I'm new to elastic search. I'm trying to fix our search so that it will allow users to search on content within html tags. Currently, we're using a whitespace tokenizer because we need it to return results on hyphenated names. Consequently, aname123-suffix project
is indexed as ["aname123-suffix", "project"]
and a user search for "aname123-*"
returns the correct results.
My problem arises because we also want to be able to search on content within html tags. So, for example for a project called <aname123>-suffix project
, we'd like to be able to enter the search term <aname123>-*
and get back the correct results.
The index has the correct tokens for a whitespace tokenizer, namely ["<aname123>-suffix", "project"]
but when my search string is "\<aname123\>\-suffix"
or "\\<aname123\\>\\-suffix"
elastic search returns no results.
I think the solution lies either in
- modifying the search string so that elastic search returns
<aname123>-suffix
when I ask for it; or - being able to index the content within the tag separately from the whitespace tokens, i.e.
["<aname123>-suffix", "project", "aname123", "suffix"]

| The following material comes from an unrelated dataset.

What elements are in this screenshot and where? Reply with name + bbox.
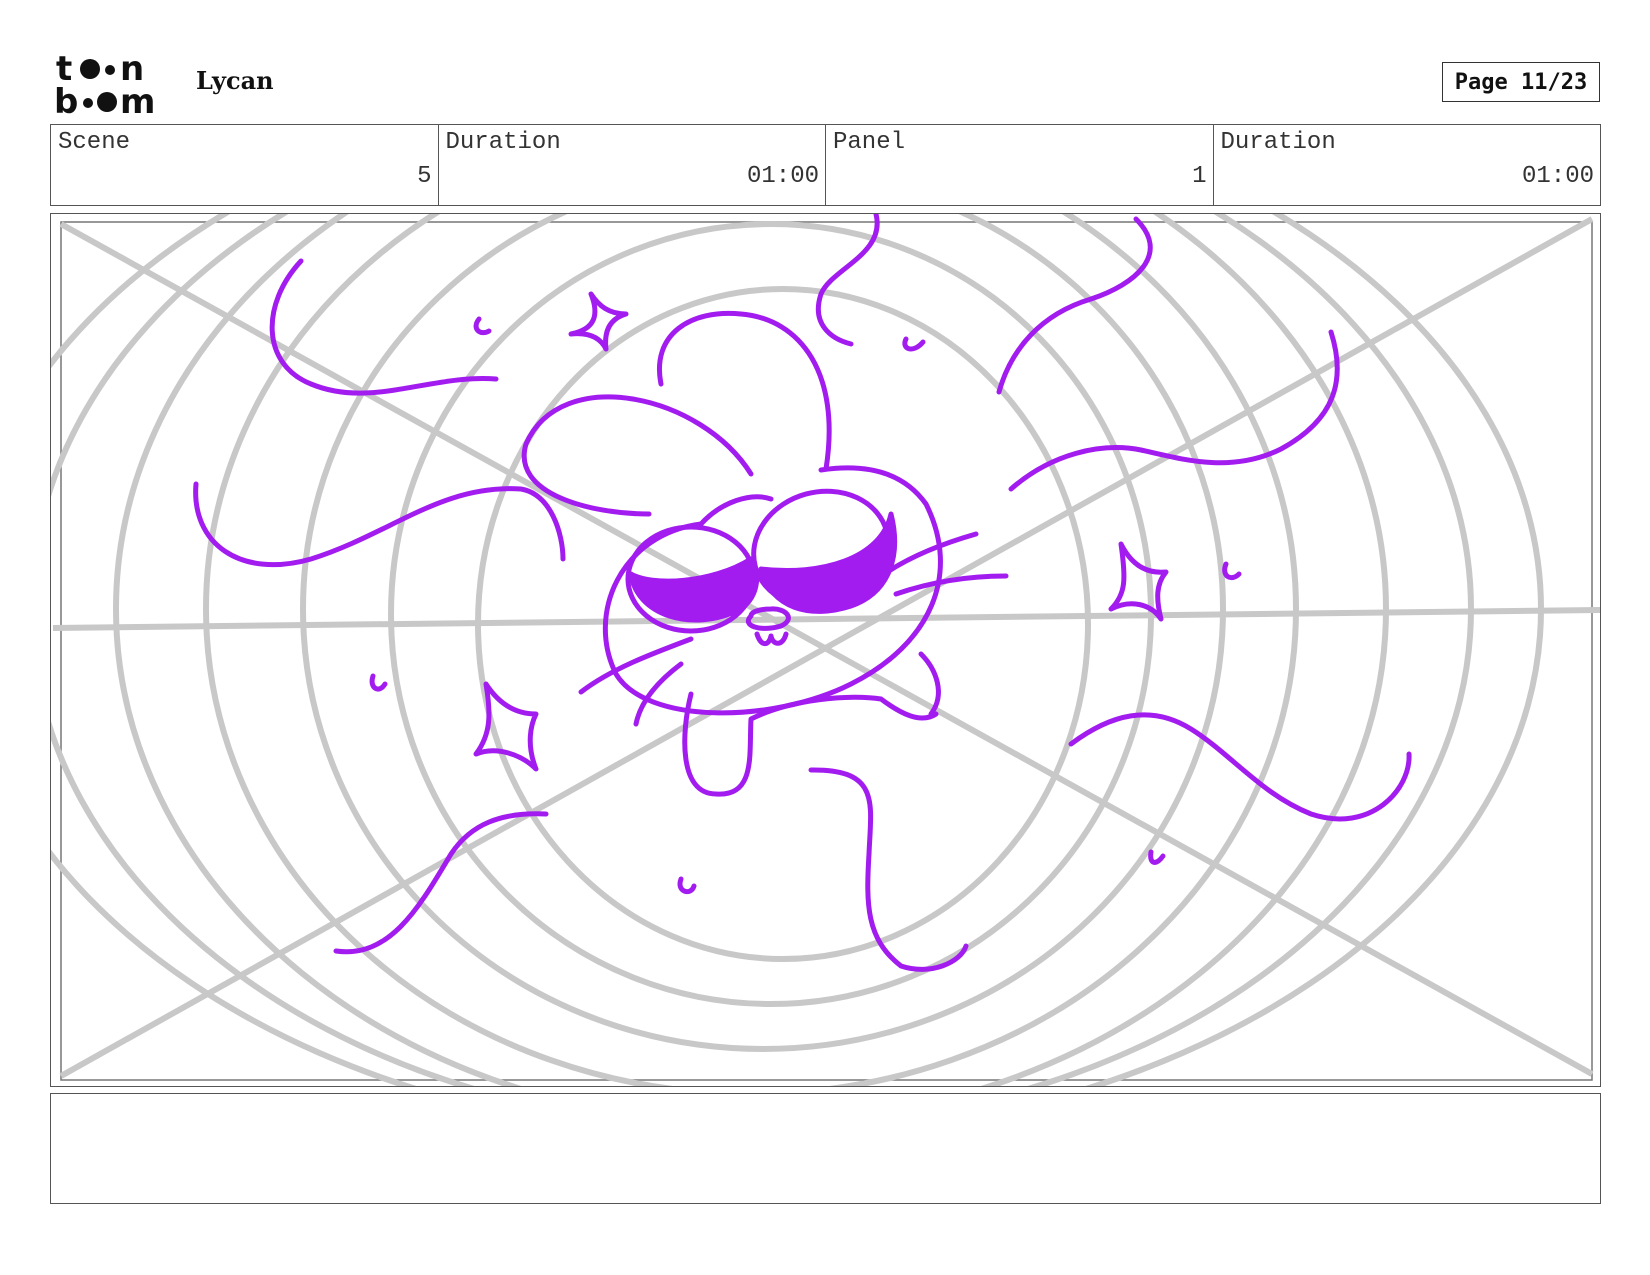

So far I've been approaching it by changing the indexing, but I have not yet succeeded. A standard tokenizer will allow search results for content within tags, but it fails to return search results for aname123-*
. Currently my analyzer settings look like this:
{ "analysis":
{ "analyzer":
{ "my_whitespace_analyzer" :
{"type": "custom"
{"tokenizer": "whitespace},
{"filter": ["standard", "lowercase", "stop"]}
}
},
{ "my_tag_analyzer":
{"type": "custom"
{"tokenizer": "standard"},
{"filter": ["standard", "lowercase", "stop"]}
}
}
}
}
I can create a custom char filter that strips out the < and the >, so my index contains aname123
; but for some reason elastic search still does not return correct results when searching on <aname123>*
. However, when I use instead a standard analyzer, the index contains aname123
and it returns the expected results for <aname123>*
... What is so special about angle brackets in elastic search?